Da 0 a 30 gradi
Finalmente di nuovo calore. Dopo una breve colazione, ci siamo rimessi in viaggio. Attraverso la Death Valley. Un paesaggio arido, come ci si aspetta da un deserto. Cactus e...


Pubblicato: 21.10.2018
Ieri pomeriggio siamo arrivati a San Francisco. La prima cosa che ci ha colpito: incredibili strade ripide ovunque.
Arrivati in hotel, volevamo prima sistemarci nella nostra stanza. In realtà volevamo farlo. Entrando in camera, abbiamo subito notato una grande macchia nera sulla parete. Muffa!

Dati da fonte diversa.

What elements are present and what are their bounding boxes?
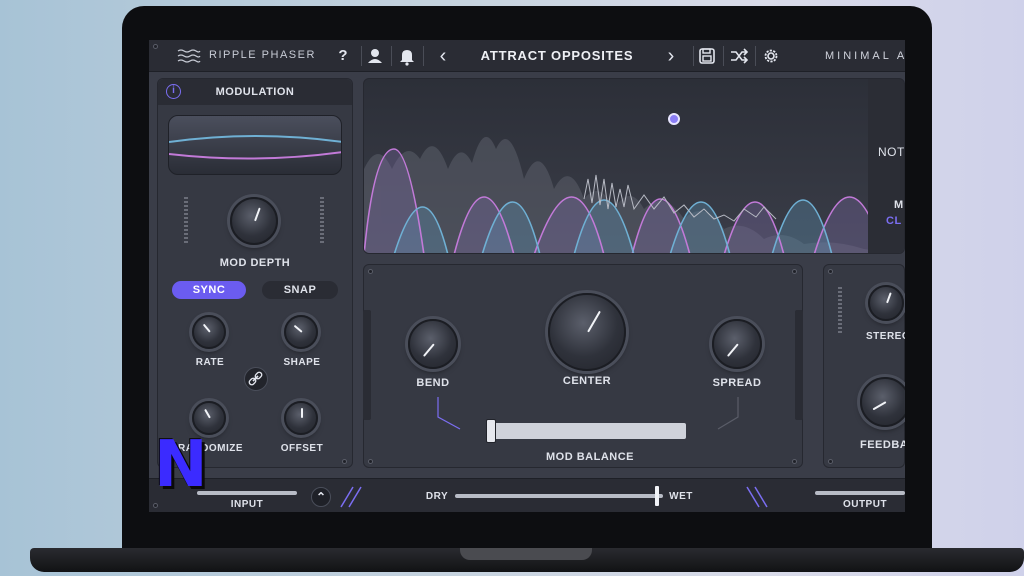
next-preset-button[interactable]: › xyxy=(661,45,681,67)
mod-depth-label: MOD DEPTH xyxy=(219,257,291,269)
knob-indicator xyxy=(301,408,303,418)
preset-name[interactable]: ATTRACT OPPOSITES xyxy=(465,48,649,63)
output-meter[interactable] xyxy=(815,491,905,495)
spread-connector xyxy=(717,397,739,430)
bend-connector xyxy=(437,397,461,430)
wet-label: WET xyxy=(669,491,693,502)
modulation-panel: i MODULATION MOD DEPTH SYNC SNAP RATE SH… xyxy=(157,78,353,468)
product-name: RIPPLE PHASER xyxy=(209,49,316,61)
stereo-knob[interactable] xyxy=(868,285,904,321)
output-label: OUTPUT xyxy=(842,499,888,510)
feedback-label: FEEDBACK xyxy=(860,439,905,451)
screw-icon xyxy=(792,269,797,274)
divider xyxy=(723,46,724,66)
divider xyxy=(423,46,424,66)
modulation-title: MODULATION xyxy=(215,86,295,98)
knob-indicator xyxy=(293,324,303,333)
shape-knob[interactable] xyxy=(284,315,318,349)
meter-right xyxy=(320,197,324,245)
knob-indicator xyxy=(254,207,261,222)
mod-depth-knob[interactable] xyxy=(230,197,278,245)
divider xyxy=(391,46,392,66)
link-icon xyxy=(248,371,263,386)
laptop-notch xyxy=(460,548,592,560)
screw-icon xyxy=(828,269,833,274)
shuffle-icon[interactable] xyxy=(729,45,749,67)
top-bar: RIPPLE PHASER ? ‹ ATTRACT OPPOSITES › MI… xyxy=(149,40,905,72)
input-meter[interactable] xyxy=(197,491,297,495)
screw-icon xyxy=(153,503,158,508)
rate-label: RATE xyxy=(195,357,225,368)
divider xyxy=(361,46,362,66)
readout-label: M xyxy=(894,199,904,211)
knob-indicator xyxy=(204,408,211,419)
phaser-main-panel: BEND CENTER SPREAD MOD BALANCE xyxy=(363,264,803,468)
meter-left xyxy=(184,197,188,245)
dry-label: DRY xyxy=(425,491,449,502)
save-icon[interactable] xyxy=(697,45,717,67)
link-button[interactable] xyxy=(244,367,268,391)
gear-icon[interactable] xyxy=(761,45,781,67)
side-readout: NOT M CL xyxy=(868,79,905,253)
screw-icon xyxy=(368,269,373,274)
footer-decoration-right xyxy=(746,486,768,508)
watermark-badge: N xyxy=(154,428,208,502)
bell-icon[interactable] xyxy=(397,45,417,67)
collapse-icon[interactable]: ⌃ xyxy=(311,487,331,507)
mod-balance-handle[interactable] xyxy=(486,419,496,443)
output-panel: STEREO FEEDBACK xyxy=(823,264,905,468)
help-button[interactable]: ? xyxy=(333,45,353,67)
panel-bracket-right xyxy=(795,310,803,420)
input-label: INPUT xyxy=(230,499,264,510)
bend-label: BEND xyxy=(416,377,450,389)
phaser-display[interactable]: NOT M CL xyxy=(363,78,905,254)
center-label: CENTER xyxy=(562,375,612,387)
footer-decoration-left xyxy=(340,486,362,508)
plugin-window: RIPPLE PHASER ? ‹ ATTRACT OPPOSITES › MI… xyxy=(149,40,905,512)
mod-balance-slider[interactable] xyxy=(494,423,686,439)
offset-knob[interactable] xyxy=(284,401,318,435)
snap-button[interactable]: SNAP xyxy=(262,281,338,299)
footer-bar: INPUT ⌃ DRY WET OUTPUT xyxy=(149,478,905,512)
stereo-label: STEREO xyxy=(866,331,905,342)
knob-indicator xyxy=(872,401,887,411)
feedback-knob[interactable] xyxy=(860,377,905,427)
rate-knob[interactable] xyxy=(192,315,226,349)
bend-knob[interactable] xyxy=(408,319,458,369)
divider xyxy=(755,46,756,66)
brand-logo: MINIMAL AUDIO xyxy=(825,50,905,62)
screw-icon xyxy=(153,44,158,49)
sync-button[interactable]: SYNC xyxy=(172,281,246,299)
divider xyxy=(693,46,694,66)
prev-preset-button[interactable]: ‹ xyxy=(433,45,453,67)
readout-label: NOT xyxy=(878,145,905,159)
modulation-dot[interactable] xyxy=(668,113,680,125)
user-icon[interactable] xyxy=(365,45,385,67)
screw-icon xyxy=(368,459,373,464)
knob-indicator xyxy=(422,343,435,357)
lfo-shape-display[interactable] xyxy=(168,115,342,175)
mod-balance-label: MOD BALANCE xyxy=(546,451,634,463)
spread-label: SPREAD xyxy=(712,377,762,389)
screw-icon xyxy=(792,459,797,464)
knob-indicator xyxy=(886,292,892,304)
screw-icon xyxy=(828,459,833,464)
offset-label: OFFSET xyxy=(280,443,324,454)
knob-indicator xyxy=(726,343,739,357)
dry-wet-handle[interactable] xyxy=(654,486,659,506)
shape-label: SHAPE xyxy=(283,357,321,368)
phaser-response-graph xyxy=(364,136,892,253)
panel-bracket-left xyxy=(363,310,371,420)
dry-wet-slider[interactable] xyxy=(455,494,663,498)
center-knob[interactable] xyxy=(548,293,626,371)
stereo-meter xyxy=(838,287,842,333)
screw-icon xyxy=(342,459,347,464)
knob-indicator xyxy=(202,323,211,333)
lfo-waveform xyxy=(169,135,341,160)
spread-knob[interactable] xyxy=(712,319,762,369)
readout-value[interactable]: CL xyxy=(886,215,904,227)
knob-indicator xyxy=(587,310,601,333)
ripple-logo-icon xyxy=(177,49,201,63)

Siamo andati di corsa di nuovo giù per le scale alla reception. Quando abbiamo spiegato alla signora che avevamo mollo in camera e che non volevamo rimanere lì, ci ha comunicato che purtroppo non c’erano altre stanze disponibili. Con maggiore fermezza abbiamo ribadito che in alcun modo e in nessuna circostanza avremmo rimasto in quella camera e che doveva essere trovata una soluzione! Come per magia, grazie alla nostra protesta, è diventata disponibile una camera priva di muffa, in cui ci siamo poi potuti sistemare.
Oggi siamo partiti in direzione del porto. Lungo il cammino abbiamo fatto colazione da Star Bagel. Apparentemente un po' trasandato dall'esterno, ma con bagel davvero deliziosi e un servizio gentile e un po' imbarazzato. Prossima fermata: Fisherman’s Wharf.

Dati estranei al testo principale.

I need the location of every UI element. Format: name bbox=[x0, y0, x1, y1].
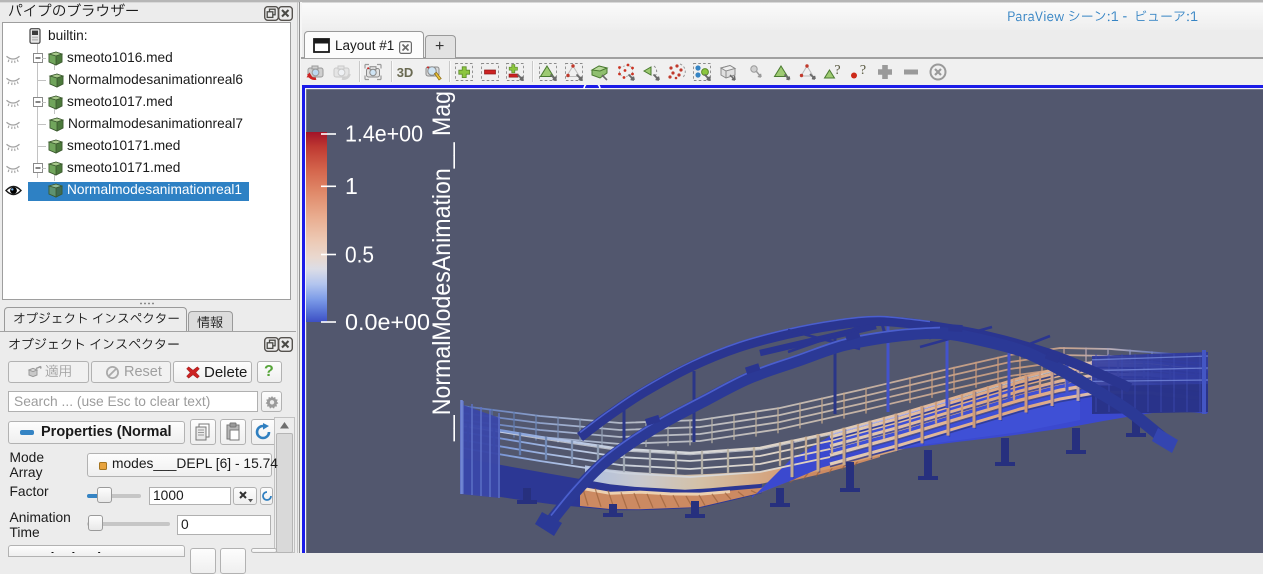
svg-text:__NormalModesAnimation__ Mag: __NormalModesAnimation__ Mag bbox=[428, 91, 456, 442]
svg-text:?: ? bbox=[834, 63, 840, 78]
svg-text:0.0e+00: 0.0e+00 bbox=[345, 309, 430, 335]
svg-text:1: 1 bbox=[345, 173, 358, 199]
svg-text:3D: 3D bbox=[397, 65, 414, 80]
svg-text:0.5: 0.5 bbox=[345, 242, 374, 268]
svg-text:1.4e+00: 1.4e+00 bbox=[345, 121, 423, 147]
svg-text:?: ? bbox=[860, 63, 866, 78]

Con vista sulla baia, qui si può passeggiare splendidamente lungo il molo. Pier 39 ha anche molti piccoli negozi, ristoranti e artisti, oltre a maghi. Qui si può trascorrere davvero bene il tempo.
Successivamente ci siamo diretti verso il Coit Tower. O meglio, siamo quasi strisciati in alto. Su, giù, su, giù. Prima di andare a San Francisco, si dovrebbe scalare il Cervino o il Machu Picchu, così si ha un po' di allenamento. Una volta arrivati in cima, ci siamo accorti di un gruppo di turisti tedeschi. Una delle signore più anziane ha chiesto che tipo di edificio fosse quello. Ci è sembrato divertente che quasi nessuno sapesse la risposta. Persone del genere sanno davvero in quale città si trovano?
Abbiamo proseguito verso Lombard Street. O meglio: la strada più famosa di San Francisco o anche la strada più tortuosa del mondo. Ma prima dovevamo tornare a salire e scendere e risalire! Senza fiato per le strade. Finalmente arrivati (dopo una pendenza del 27%) ci si è rivelato uno spettacolo divertente. Come in un gioco di biglie, le auto sfrecciano giù per le curve. La prossima cosa che volevamo esplorare era Chinatown. Ci si sente come in un'altra città. Insegne cinesi, alimenti cinesi, persone cinesi. La strada sembra un bazar. Qui abbiamo anche cenato. Al China Live abbiamo mangiato deliziosi maiale e Dim Sum. Per tornare al nostro hotel abbiamo attraversato un tunnel. Da un lato Chinatown e dall'altro di nuovo il normale San Francisco. Come un taglio tra due mondi.